The specimen was then excised and placed in a small, custom-built chamber in which temperature (37 °C) and humidity were maintained (Fig. 3). To cut out the specimen, the mesenteric artery and the left renal vein were cut together with the left renal artery. The liver and gallbladder were then detached from the diaphragm. The protruding sutures of the ligatures were bundled and the tissue block consisting of the right kidney/adrenal gland/liver was carefully guided out of the abdominal cavity, whereby the musculature was cut as close as possible to the spine up to the diaphragm and finally the diaphragm was cut above the liver (Fig. 3C).

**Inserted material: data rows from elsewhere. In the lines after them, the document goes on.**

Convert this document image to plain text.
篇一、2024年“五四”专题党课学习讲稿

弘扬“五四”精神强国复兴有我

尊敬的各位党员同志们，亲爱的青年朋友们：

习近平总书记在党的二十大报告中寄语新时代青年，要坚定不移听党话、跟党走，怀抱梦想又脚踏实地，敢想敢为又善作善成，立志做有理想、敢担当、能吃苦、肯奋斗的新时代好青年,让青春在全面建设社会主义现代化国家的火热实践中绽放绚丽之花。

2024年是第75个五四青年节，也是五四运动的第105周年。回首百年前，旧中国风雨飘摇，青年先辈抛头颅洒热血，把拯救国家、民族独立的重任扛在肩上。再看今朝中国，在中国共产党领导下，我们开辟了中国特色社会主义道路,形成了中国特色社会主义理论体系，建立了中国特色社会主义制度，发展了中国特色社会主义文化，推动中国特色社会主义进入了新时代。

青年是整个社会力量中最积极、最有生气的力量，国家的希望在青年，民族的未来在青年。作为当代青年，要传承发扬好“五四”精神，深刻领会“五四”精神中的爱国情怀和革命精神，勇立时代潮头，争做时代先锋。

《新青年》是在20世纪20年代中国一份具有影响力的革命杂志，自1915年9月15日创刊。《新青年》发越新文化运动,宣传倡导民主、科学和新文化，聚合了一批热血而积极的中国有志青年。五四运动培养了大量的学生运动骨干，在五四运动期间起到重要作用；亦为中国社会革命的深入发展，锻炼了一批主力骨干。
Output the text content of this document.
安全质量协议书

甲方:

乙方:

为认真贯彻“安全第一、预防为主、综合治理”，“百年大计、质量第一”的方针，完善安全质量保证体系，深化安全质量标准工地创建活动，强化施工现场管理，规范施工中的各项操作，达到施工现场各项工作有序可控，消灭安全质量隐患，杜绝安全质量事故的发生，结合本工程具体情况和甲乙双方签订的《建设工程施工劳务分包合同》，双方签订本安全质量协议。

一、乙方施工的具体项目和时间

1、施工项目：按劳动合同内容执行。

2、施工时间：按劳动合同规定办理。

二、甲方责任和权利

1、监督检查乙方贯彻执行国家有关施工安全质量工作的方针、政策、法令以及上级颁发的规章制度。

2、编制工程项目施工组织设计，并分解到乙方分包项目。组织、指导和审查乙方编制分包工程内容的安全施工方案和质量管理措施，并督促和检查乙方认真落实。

After removal out of the animal, about 90% of the left lobe of the liver was removed (Fig. 3D) before the specimen was placed in the specially prepared incubation chamber (Fig. 3E). In the incubation chamber, the caudal liver lobe was localized and excised to expose the vena cava. The suture, which would be ligature VI, was then prepositioned below the liver and the collecting catheter was inserted into the inferior vena cava and carefully guided to the right renal vein (Fig. 3F). Ligature VI was then positioned between the right and middle lobes of the liver (Fig. 3G) and tightly closed with a surgeon’s knot around the liver, the right diaphragmatic muscle bundle, and the collecting catheter (Fig. 3H). The catheter was then withdrawn up to the ligature. To complete the procedure, ligature V was tightly closed (Fig. 3I).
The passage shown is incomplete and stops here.